From railroad crossing to cultured community

From railroad crossing to cultured community
Roseville grows into a thriving city
Date Published: October 24, 2008

Looking at Roseville’s shopper-packed malls, multipurpose parks, arts venues and fresh housing tracts, it’s hard to believe that this active community grew out of a remote railroad hub.
Before gold brought the world’s attention to the low hills of the Sierra Nevada, this territory was prime ranching land, with immense flocks of sheep grazing its broad basin. By the time the California Central Railroad laid tracks across the valley floor intending to link Folsom to Marysville in 1858, it was a village of farmers and ranchers.
When the east-west trail of tracks for the Central Pacific Railroad crossed that line in 1864, the nexus was called Junction. Eventually, the whole area took on that name.

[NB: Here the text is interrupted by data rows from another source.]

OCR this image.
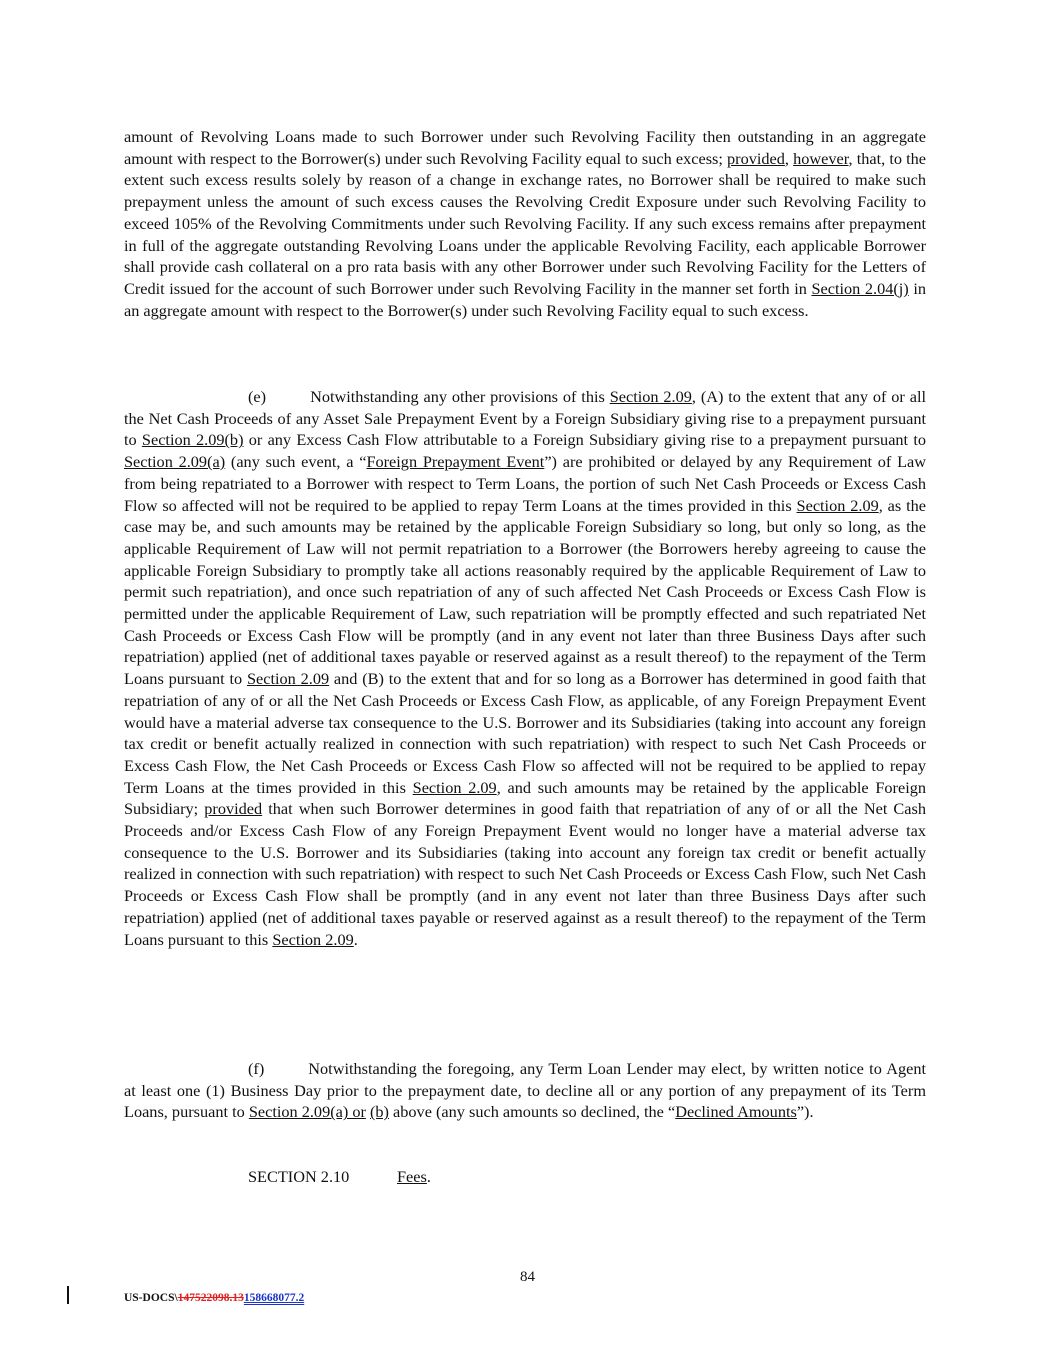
amount of Revolving Loans made to such Borrower under such Revolving Facility then outstanding in an aggregate amount with respect to the Borrower(s) under such Revolving Facility equal to such excess; provided, however, that, to the extent such excess results solely by reason of a change in exchange rates, no Borrower shall be required to make such prepayment unless the amount of such excess causes the Revolving Credit Exposure under such Revolving Facility to exceed 105% of the Revolving Commitments under such Revolving Facility. If any such excess remains after prepayment in full of the aggregate outstanding Revolving Loans under the applicable Revolving Facility, each applicable Borrower shall provide cash collateral on a pro rata basis with any other Borrower under such Revolving Facility for the Letters of Credit issued for the account of such Borrower under such Revolving Facility in the manner set forth in Section 2.04(j) in an aggregate amount with respect to the Borrower(s) under such Revolving Facility equal to such excess.

(e)	Notwithstanding any other provisions of this Section 2.09, (A) to the extent that any of or all the Net Cash Proceeds of any Asset Sale Prepayment Event by a Foreign Subsidiary giving rise to a prepayment pursuant to Section 2.09(b) or any Excess Cash Flow attributable to a Foreign Subsidiary giving rise to a prepayment pursuant to Section 2.09(a) (any such event, a “Foreign Prepayment Event”) are prohibited or delayed by any Requirement of Law from being repatriated to a Borrower with respect to Term Loans, the portion of such Net Cash Proceeds or Excess Cash Flow so affected will not be required to be applied to repay Term Loans at the times provided in this Section 2.09, as the case may be, and such amounts may be retained by the applicable Foreign Subsidiary so long, but only so long, as the applicable Requirement of Law will not permit repatriation to a Borrower (the Borrowers hereby agreeing to cause the applicable Foreign Subsidiary to promptly take all actions reasonably required by the applicable Requirement of Law to permit such repatriation), and once such repatriation of any of such affected Net Cash Proceeds or Excess Cash Flow is permitted under the applicable Requirement of Law, such repatriation will be promptly effected and such repatriated Net Cash Proceeds or Excess Cash Flow will be promptly (and in any event not later than three Business Days after such repatriation) applied (net of additional taxes payable or reserved against as a result thereof) to the repayment of the Term Loans pursuant to Section 2.09 and (B) to the extent that and for so long as a Borrower has determined in good faith that repatriation of any of or all the Net Cash Proceeds or Excess Cash Flow, as applicable, of any Foreign Prepayment Event would have a material adverse tax consequence to the U.S. Borrower and its Subsidiaries (taking into account any foreign tax credit or benefit actually realized in connection with such repatriation) with respect to such Net Cash Proceeds or Excess Cash Flow, the Net Cash Proceeds or Excess Cash Flow so affected will not be required to be applied to repay Term Loans at the times provided in this Section 2.09, and such amounts may be retained by the applicable Foreign Subsidiary; provided that when such Borrower determines in good faith that repatriation of any of or all the Net Cash Proceeds and/or Excess Cash Flow of any Foreign Prepayment Event would no longer have a material adverse tax consequence to the U.S. Borrower and its Subsidiaries (taking into account any foreign tax credit or benefit actually realized in connection with such repatriation) with respect to such Net Cash Proceeds or Excess Cash Flow, such Net Cash Proceeds or Excess Cash Flow shall be promptly (and in any event not later than three Business Days after such repatriation) applied (net of additional taxes payable or reserved against as a result thereof) to the repayment of the Term Loans pursuant to this Section 2.09.

(f)	Notwithstanding the foregoing, any Term Loan Lender may elect, by written notice to Agent at least one (1) Business Day prior to the prepayment date, to decline all or any portion of any prepayment of its Term Loans, pursuant to Section 2.09(a) or (b) above (any such amounts so declined, the “Declined Amounts”).

SECTION 2.10	Fees.

84
US-DOCS\147522098.13158668077.2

Prospecting was going on in what is known today as Miners Ravine, but agriculture was the economic base for the earliest landowners. According to “The History of Placer and Nevada Counties,” by W.B. Lardner and M.J. Brock, approximately 42,000 acres of grazing land was held by Stephen Boutwell, William Dunlap and James Kaseberg, with 30,000 sheep sheared each day during peak periods.
Junction changed from an agrarian district to an industrial town at the whim of railroad officials.
Prior to 1906, the Central Pacific’s maintenance yard and roundhouse were situated up the line in Rocklin. When the railroad decided to expand its operations, it relocated the
facilities to Junction.
By then, the tracks were part of the Southern Pacific Railroad’s western leg of the nation’s transcontinental rail line. Busy with freight shipments and passenger service, the rail yard brought new forms of commerce and construction to Junction.
Most of the employees working in Rocklin followed their jobs westward. Many even hoisted their homes up and used horse-drawn sleds to haul them to empty lots in Roseville. Within two years, Roseville’s population spurted from 400 to 2,000 citizens.
Railroad-related businesses also helped the number of residents swell. In 1909, the Pacific Fruit Express Company — a maker of ice and manufacturer of refrigerated rail cars — moved its repair shops from Sacramento to Roseville, bringing along 100 employees. By 1912, the newly incorporated City of Roseville had 500 new residences to house its growing work force.
Over the decades, development oozed out from the railroad tracks to new clusters of commerce and tracts of production housing. Growth remained slow-paced until a new way of living arrived in the form of Interstate 80.
When I-80 was completed in the 1950s, it brought commuting to the region. Combined with the post-World War II population shifting away from rural burgs to big cities, Roseville was reborn as a bedroom community.
Parcels within the city limits filled in with stores, apartment complexes and office buildings. The surrounding countryside began to transform from cattle ranches and orchards to subdivisions of contemporary homes and condominium units.
Today, the elder environs of Roseville are being revitalized to bridge the older and younger generations of buildings and businesses. Wedged between vintage neighborhoods and the historic precinct, Royer Park is a greenbelt that cinches together the residential and commercial zones. With its Veterans Hall, Children’s Arts Center, colorful playgrounds and shaded picnic areas, it complements the surrounding homes, shops, theaters, museums and galleries.
Once a dusty railroad crossing, Old Roseville now sits at the junction of the past and future.